John Howland is Assistant Professor of Musicology at Rutgers University, where he specializes in the study of the arranging traditions of popular music, big band jazz, jazz-related dance bands, musical theater, and the media of film and radio. His forthcoming book, “Ellington Uptown”: Duke Ellington, James P. Johnson, and the Birth of Concert Jazz (University of Michigan Press) traces African American contributions to the symphonic jazz vogue of the 1920s through 1940s. He is also working on a second book project, With Strings: Orchestral Pop and Glorified Entertainment. Howland is co-founder and co-editor of Jazz Perspectives, an interdisciplinary jazz studies journal that recently won the Association of Learned and Professional Society Publishers Charlesworth Award for Best New Journal of 2007.

 

Thursday, 17 April, 12:15 pm, Maroon Room, Brooklyn College Student Center

The Central Brooklyn Jazz Consortium Presents

The 9th Annual Central Brooklyn Jazz Festival: “Brooklyn - In the JAZZ Tradition”

Concert and Jam Session with The New Cookers

 

$10, free for students with valid ID

 

The Central Brooklyn Jazz Consortium is an amalgam of jazz musicians, venue owners, churches, community-based organizations, and music patrons.
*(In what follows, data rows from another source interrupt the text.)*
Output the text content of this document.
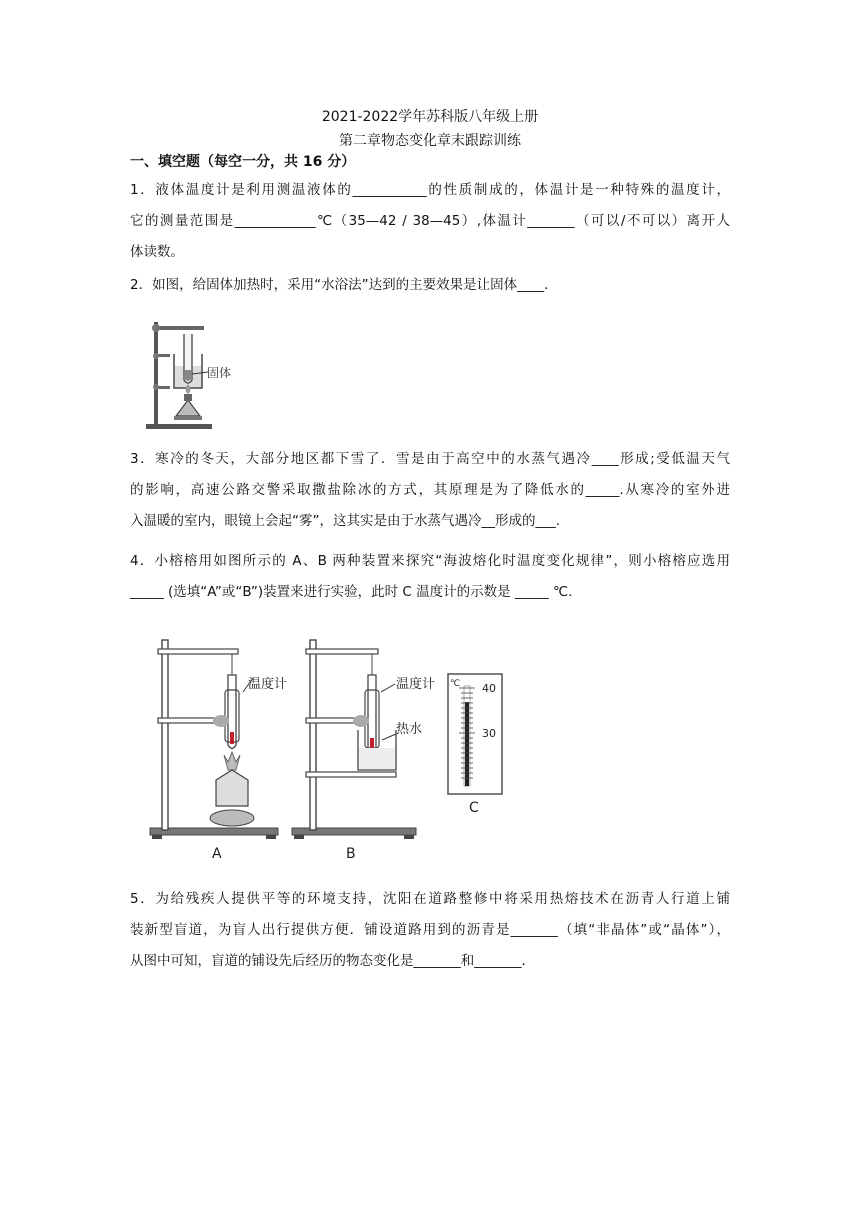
2021-2022学年苏科版八年级上册
第二章物态变化章末跟踪训练
一、填空题（每空一分，共 16 分）
1．液体温度计是利用测温液体的___________的性质制成的，体温计是一种特殊的温度计，
它的测量范围是____________℃（35—42 / 38—45）,体温计_______（可以/不可以）离开人
体读数。
2．如图，给固体加热时，采用“水浴法”达到的主要效果是让固体____．
固体
3．寒冷的冬天，大部分地区都下雪了．雪是由于高空中的水蒸气遇冷____形成;受低温天气
的影响，高速公路交警采取撒盐除冰的方式，其原理是为了降低水的_____.从寒冷的室外进
入温暖的室内，眼镜上会起“雾”，这其实是由于水蒸气遇冷__形成的___.
4．小榕榕用如图所示的 A、B 两种装置来探究“海波熔化时温度变化规律”，则小榕榕应选用
_____ (选填“A”或“B”)装置来进行实验，此时 C 温度计的示数是 _____ ℃．
温度计
A
温度计
热水
B
℃ 40
30
C
5．为给残疾人提供平等的环境支持，沈阳在道路整修中将采用热熔技术在沥青人行道上铺
装新型盲道，为盲人出行提供方便．铺设道路用到的沥青是_______（填“非晶体”或“晶体”），
从图中可知，盲道的铺设先后经历的物态变化是_______和_______．
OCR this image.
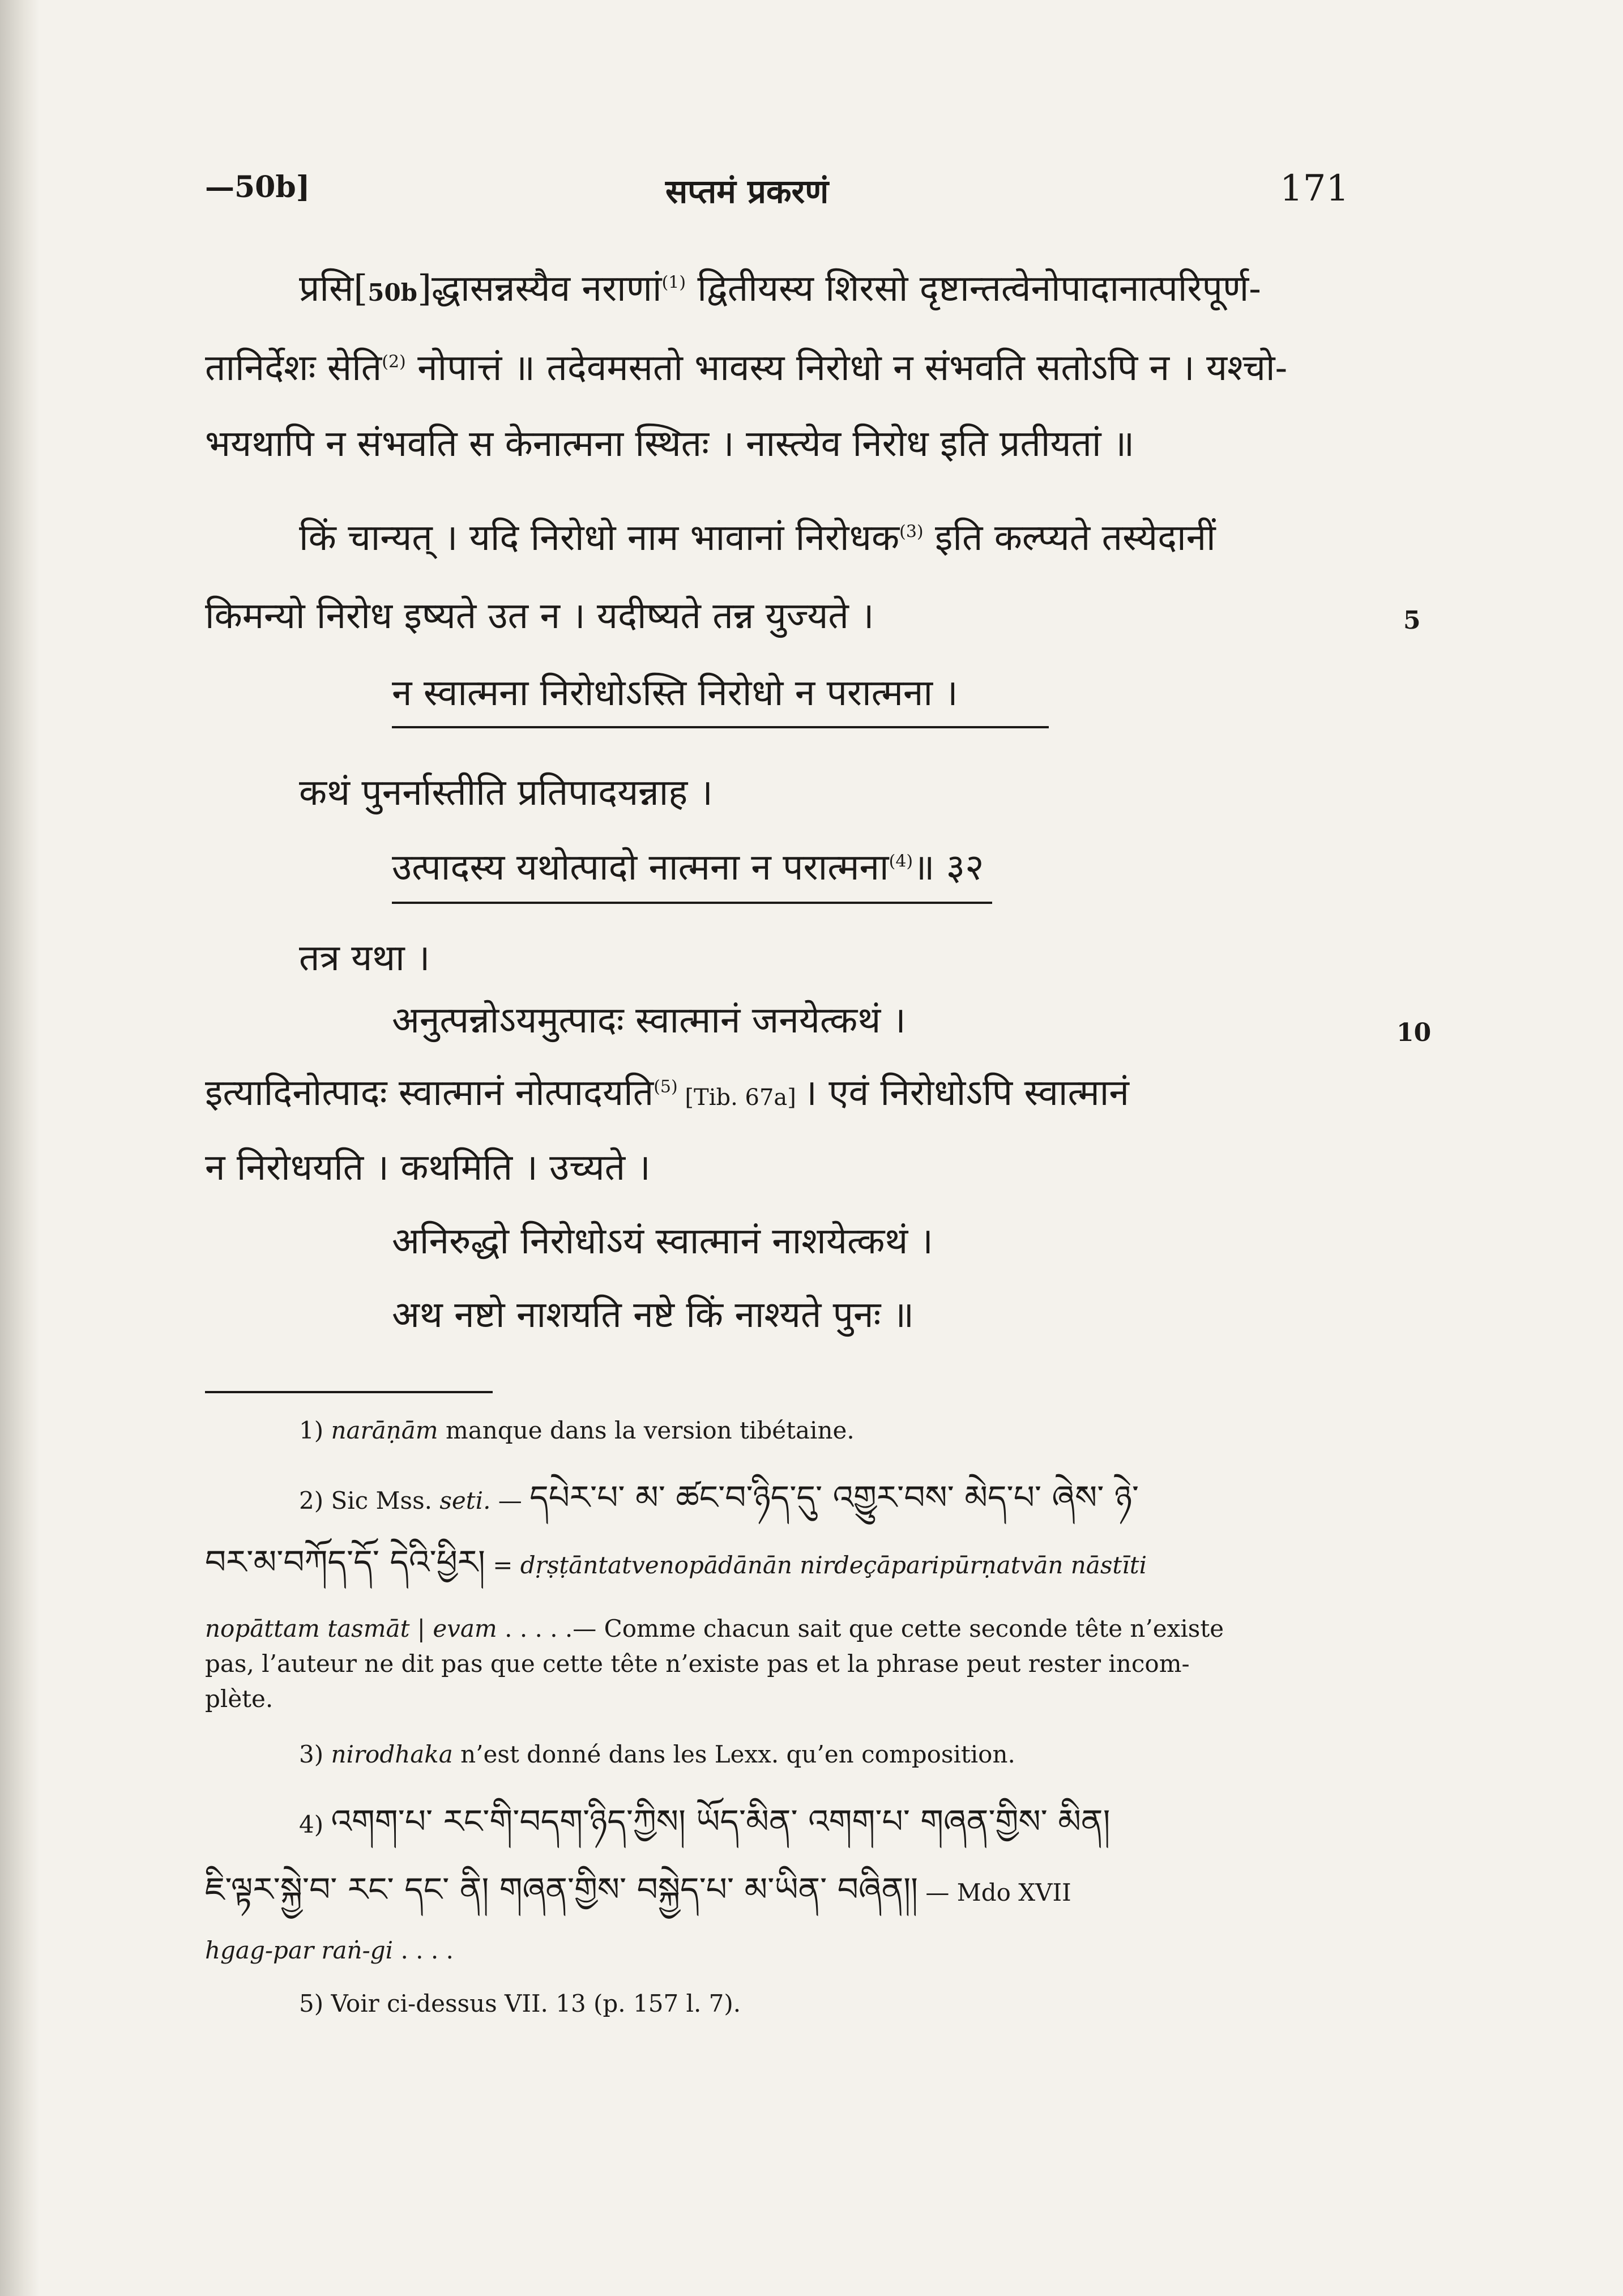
—50b]	सप्तमं प्रकरणं	171
प्रसि[50b]द्धासन्नस्यैव नराणां$^{(1)}$ द्वितीयस्य शिरसो दृष्टान्तत्वेनोपादानात्परिपूर्ण-
तानिर्देशः सेति$^{(2)}$ नोपात्तं ॥ तदेवमसतो भावस्य निरोधो न संभवति सतोऽपि न । यश्चो-
भयथापि न संभवति स केनात्मना स्थितः । नास्त्येव निरोध इति प्रतीयतां ॥
किं चान्यत् । यदि निरोधो नाम भावानां निरोधक$^{(3)}$ इति कल्प्यते तस्येदानीं
किमन्यो निरोध इष्यते उत न । यदीष्यते तन्न युज्यते ।	5
न स्वात्मना निरोधोऽस्ति निरोधो न परात्मना ।
कथं पुनर्नास्तीति प्रतिपादयन्नाह ।
उत्पादस्य यथोत्पादो नात्मना न परात्मना$^{(4)}$॥ ३२
तत्र यथा ।
अनुत्पन्नोऽयमुत्पादः स्वात्मानं जनयेत्कथं ।	10
इत्यादिनोत्पादः स्वात्मानं नोत्पादयति$^{(5)}$ [Tib. 67a] । एवं निरोधोऽपि स्वात्मानं
न निरोधयति । कथमिति । उच्यते ।
अनिरुद्धो निरोधोऽयं स्वात्मानं नाशयेत्कथं ।
अथ नष्टो नाशयति नष्टे किं नाश्यते पुनः ॥
1) narāṇām manque dans la version tibétaine.
2) Sic Mss. seti. — དཔེར་པ་ མ་ ཚང་བ་ཉིད་དུ་ འགྱུར་བས་ མེད་པ་ ཞེས་ ཉེ་
བར་མ་བཀོད་དོ་ དེའི་ཕྱིར། = dṛṣṭāntatvenopādānān nirdeçāparipūrṇatvān nāstīti
nopāttam tasmāt | evam . . . . .— Comme chacun sait que cette seconde tête n’existe
pas, l’auteur ne dit pas que cette tête n’existe pas et la phrase peut rester incom-
plète.
3) nirodhaka n’est donné dans les Lexx. qu’en composition.
4) འགག་པ་ རང་གི་བདག་ཉིད་ཀྱིས། ཡོད་མིན་ འགག་པ་ གཞན་གྱིས་ མིན།
ཇི་ལྟར་སྐྱེ་བ་ རང་ དང་ ནི། གཞན་གྱིས་ བསྐྱེད་པ་ མ་ཡིན་ བཞིན།། — Mdo XVII
hgag-par raṅ-gi . . . .
5) Voir ci-dessus VII. 13 (p. 157 l. 7).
Over the past nine years, they have presented an annual spring festival (of which this concert is one of the final events), established a Brooklyn Jazz Hall of Fame, and produced yearly programs of events and activities that feature local jazz musical talents. The New Cookers (named after a famous recording by Freddie Hubbard and Lee Morgan, “The Night of the Cookers,” recorded live in Brooklyn in 1965) is a group of rising stars in Brooklyn’s jazz community that includes trumpeter Kenyatta Beasley and pianist Anthony Wonsey. The ensemble references the hard bop and free jazz of the 1950s and 1960s, while transforming its rhythm and energy into an exhilarating new sound. The concert will be preceded by a presentation on Brooklyn’s significance to jazz history by Jeffrey Taylor, I.S.A.M. Director, and followed by an informal discussion and jam session with members of The New Cookers.

Thursday, 1 May, 5 pm, Levenson Recital Hall

 

 

The Brooklyn College Student Center is located on Campus Road and East 27th Street.